И насчет лета Русанов не обманул: каждое утро сквозь решетку тяжело вползал в окно новый день, неотвратимо разбухал, наполнял камеру душащей безысходностью, и он ложился тогда не на койку, а на каменный пол и лежал так на полу до самого захода, и весь день на прутьях решетки дремал воробей, и его четкая, ясная на фоне окна безмятежность напоминала о неистребимости жизни — и так, ничего не делая, воробей опять помогал ему находить силы, а к вечеру, когда солнце заходило и лучи его освещали окно, воробей слетал на пол, ходил, подпрыгивая, по камере и верещал, и было видно, как клубящимся маревом уползает сквозь решетку еще один день.

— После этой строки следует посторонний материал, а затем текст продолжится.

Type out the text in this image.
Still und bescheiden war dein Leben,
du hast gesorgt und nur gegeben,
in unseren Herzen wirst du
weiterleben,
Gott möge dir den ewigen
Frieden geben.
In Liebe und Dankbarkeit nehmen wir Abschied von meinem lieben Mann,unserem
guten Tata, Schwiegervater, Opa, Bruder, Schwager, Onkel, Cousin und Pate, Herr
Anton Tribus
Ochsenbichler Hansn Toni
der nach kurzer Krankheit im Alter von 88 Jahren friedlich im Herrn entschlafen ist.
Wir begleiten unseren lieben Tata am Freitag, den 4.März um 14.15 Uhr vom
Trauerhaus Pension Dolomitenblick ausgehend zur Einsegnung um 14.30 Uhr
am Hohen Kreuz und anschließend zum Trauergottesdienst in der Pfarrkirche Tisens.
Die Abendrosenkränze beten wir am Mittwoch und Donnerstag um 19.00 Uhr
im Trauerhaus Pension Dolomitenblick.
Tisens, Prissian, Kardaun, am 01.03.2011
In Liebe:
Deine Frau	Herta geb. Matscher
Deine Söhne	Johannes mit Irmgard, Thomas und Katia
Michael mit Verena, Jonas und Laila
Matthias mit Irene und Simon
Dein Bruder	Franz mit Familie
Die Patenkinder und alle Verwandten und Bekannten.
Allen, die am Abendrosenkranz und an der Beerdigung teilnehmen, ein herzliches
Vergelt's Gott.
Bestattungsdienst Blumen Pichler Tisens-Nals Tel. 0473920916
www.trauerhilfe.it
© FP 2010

Смешанное присутствие окружного суда состоялось в ноябре: долго и утомительно читали «скорбные листы» тюремной больницы, опрашивали врачей — военных, тюремных, гражданских, опрашивали свидетелей и среди них — доставленный из Гори отец Аршак Тер-Петросян, и тетя Лиза, и Джаваир, и следователь Малиновский, и надзиратель Прохоренко, и артиллерийские специалисты, и пиротехники, понимающие толк в бомбах и осколках, и опять кололи и прижигали папиросками, и теперь это делали уверенно, не торопясь, не сомневаясь в его нечувствительности и только подтверждая ее перед судом, а он опять разговаривал с воробьем или обращался вдруг громко ко всем и объяснял, что Вася его брат и все — тоже воробьи и братья, только не знают этого, потому что никто не сидел в одиночной камере и не знает, что такое, когда день и ночь один, и вдруг прилетает к тебе воробей, и ты больше не один, а он может улетать, но не улетает, и тогда ясно, что это твой брат, и думаешь, как это раньше я не понимал, а они и сейчас не понимают и думают, что это он сошел с ума, а это они сошли с ума, потому и не понимают; и за все эти слова, и потому еще, что он опять не замечал, что в это время с ним делали, а воробей Вася все время сидел у него на плече и не взлетал даже, когда шипела у него на спине от папироски кожа, — за все это смешанное присутствие второго уголовного отделения окружного суда постановило подвергнуть арестанта Семена Аршакова Тер-Петросова наблюдению в психиатрическом отделении Михайловской больницы, и это было единственное, чего не предвидел следователь Русанов.